Rightmove shares tumbled as much as 25% on Friday after it warned of a profit cut to fund huge investment in AI.
It forecast underlying operating profit growth of 3% to 5% next year, down from 4% to 9% for 2024 and 2025.
For next year it wants to introduce more AI to “re-platform” its operational back-end infrastructure, introducing AI interfaces “to drive efficiency, speed and value.”
Chief executive Johan Svanstrom told shareholders: “AI is now becoming absolutely central to how we run our business and plan for the future.
“We are investing to accelerate our capabilities, which we are confident will create an even stronger platform and higher-growth business over time. We aim to further advance our leading digital position in the UK property ecosystem.”

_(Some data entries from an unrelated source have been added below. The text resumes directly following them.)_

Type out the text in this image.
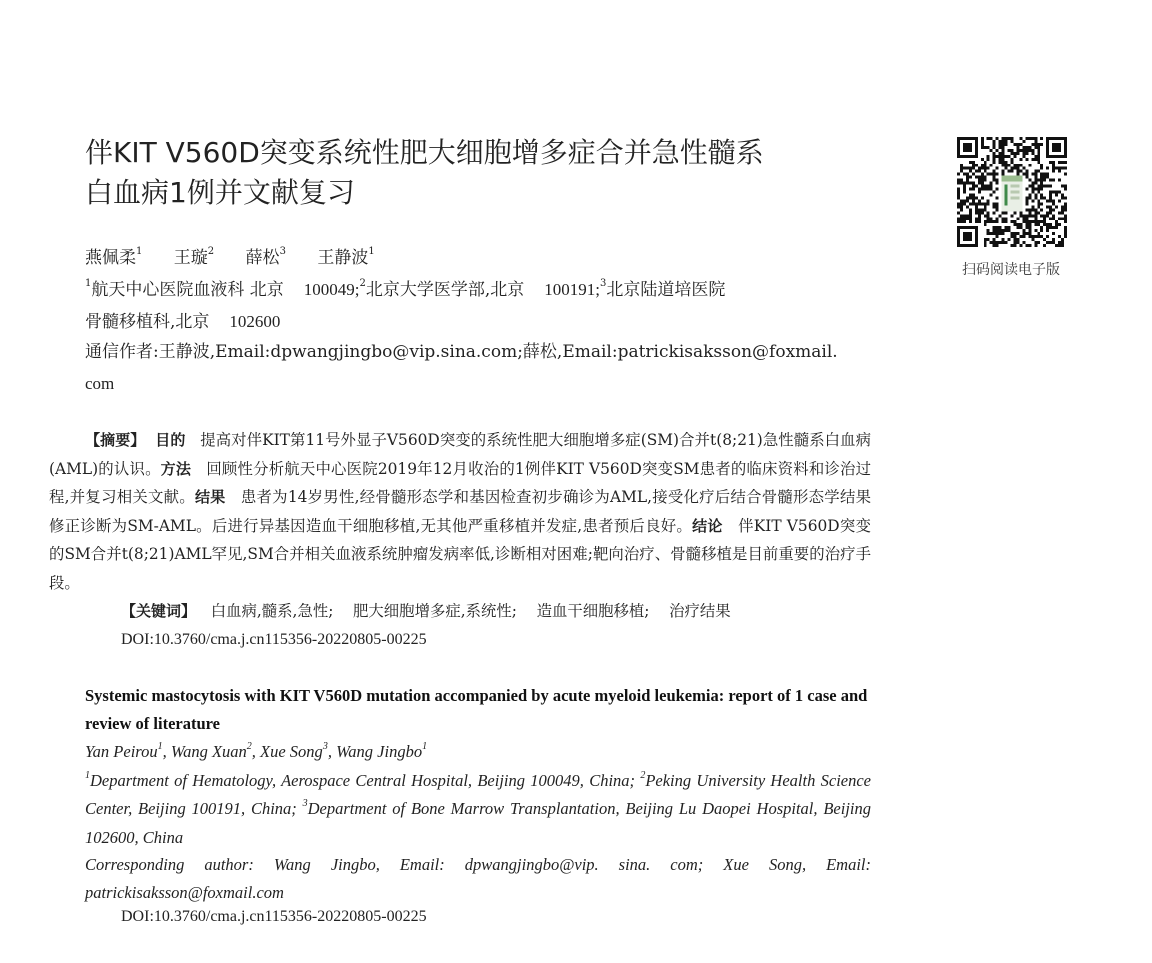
伴KIT V560D突变系统性肥大细胞增多症合并急性髓系
白血病1例并文献复习
扫码阅读电子版
燕佩柔$^1$ 王璇$^2$ 薛松$^3$ 王静波$^1$
$^1$航天中心医院血液科 北京 100049;$^2$北京大学医学部,北京 100191;$^3$北京陆道培医院
骨髓移植科,北京 102600
通信作者:王静波,Email:dpwangjingbo@vip.sina.com;薛松,Email:patrickisaksson@foxmail.
com
【摘要】 目的 提高对伴KIT第11号外显子V560D突变的系统性肥大细胞增多症(SM)合并t(8;21)急性髓系白血病(AML)的认识。方法 回顾性分析航天中心医院2019年12月收治的1例伴KIT V560D突变SM患者的临床资料和诊治过程,并复习相关文献。结果 患者为14岁男性,经骨髓形态学和基因检查初步确诊为AML,接受化疗后结合骨髓形态学结果修正诊断为SM-AML。后进行异基因造血干细胞移植,无其他严重移植并发症,患者预后良好。结论 伴KIT V560D突变的SM合并t(8;21)AML罕见,SM合并相关血液系统肿瘤发病率低,诊断相对困难;靶向治疗、骨髓移植是目前重要的治疗手段。
【关键词】 白血病,髓系,急性; 肥大细胞增多症,系统性; 造血干细胞移植; 治疗结果
DOI:10.3760/cma.j.cn115356-20220805-00225
Systemic mastocytosis with KIT V560D mutation accompanied by acute myeloid leukemia: report of 1 case and review of literature
Yan Peirou$^1$, Wang Xuan$^2$, Xue Song$^3$, Wang Jingbo$^1$
$^1$Department of Hematology, Aerospace Central Hospital, Beijing 100049, China; $^2$Peking University Health Science Center, Beijing 100191, China; $^3$Department of Bone Marrow Transplantation, Beijing Lu Daopei Hospital, Beijing 102600, China
Corresponding author: Wang Jingbo, Email: dpwangjingbo@vip. sina. com; Xue Song, Email: patrickisaksson@foxmail.com
DOI:10.3760/cma.j.cn115356-20220805-00225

However, the portal’s share prices fell sharply at the stock market opening on Friday, recovering somewhat during the day but still ending some 12.5% down.

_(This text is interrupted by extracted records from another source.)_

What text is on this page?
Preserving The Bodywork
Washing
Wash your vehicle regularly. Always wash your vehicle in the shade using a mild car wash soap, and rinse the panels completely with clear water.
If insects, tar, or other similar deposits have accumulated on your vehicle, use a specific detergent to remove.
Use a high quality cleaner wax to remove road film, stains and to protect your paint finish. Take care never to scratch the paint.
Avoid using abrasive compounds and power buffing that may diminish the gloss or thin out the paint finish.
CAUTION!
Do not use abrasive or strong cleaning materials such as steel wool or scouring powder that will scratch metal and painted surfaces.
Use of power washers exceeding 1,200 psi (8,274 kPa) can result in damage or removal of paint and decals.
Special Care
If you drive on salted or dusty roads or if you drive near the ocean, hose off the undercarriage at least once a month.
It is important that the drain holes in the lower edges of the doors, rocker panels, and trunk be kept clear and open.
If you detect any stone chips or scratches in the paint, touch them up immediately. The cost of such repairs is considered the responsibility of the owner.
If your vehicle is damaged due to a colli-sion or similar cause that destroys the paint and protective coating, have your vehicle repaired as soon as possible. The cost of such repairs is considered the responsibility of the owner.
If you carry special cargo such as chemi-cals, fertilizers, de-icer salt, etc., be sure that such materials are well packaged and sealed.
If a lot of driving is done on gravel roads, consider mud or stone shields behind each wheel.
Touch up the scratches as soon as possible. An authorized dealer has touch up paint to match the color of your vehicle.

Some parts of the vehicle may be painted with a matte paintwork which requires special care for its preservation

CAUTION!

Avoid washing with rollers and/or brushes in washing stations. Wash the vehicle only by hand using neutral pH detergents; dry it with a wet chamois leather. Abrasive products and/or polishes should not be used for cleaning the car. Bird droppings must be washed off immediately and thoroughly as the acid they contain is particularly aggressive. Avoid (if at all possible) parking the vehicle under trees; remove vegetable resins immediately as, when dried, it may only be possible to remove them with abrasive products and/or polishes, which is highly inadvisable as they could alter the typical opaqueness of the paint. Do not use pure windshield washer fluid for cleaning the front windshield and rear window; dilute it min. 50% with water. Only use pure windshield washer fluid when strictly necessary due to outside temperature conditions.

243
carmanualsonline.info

Agents might be tempted to take heart from this but despite the anticipated fall in profits Rightmove says it expects up to 10% revenue growth in 2026.
The portal tells shareholders that so far this year it’s been pleased with what it describes as “continued strong engagement metrics” with more user-uptake of its home-moving tools, and rapid agent take-up of a new package called Optimiser Edge.
It’s also recorded substantial growth in Commercial Property, Mortgages and Rental Services.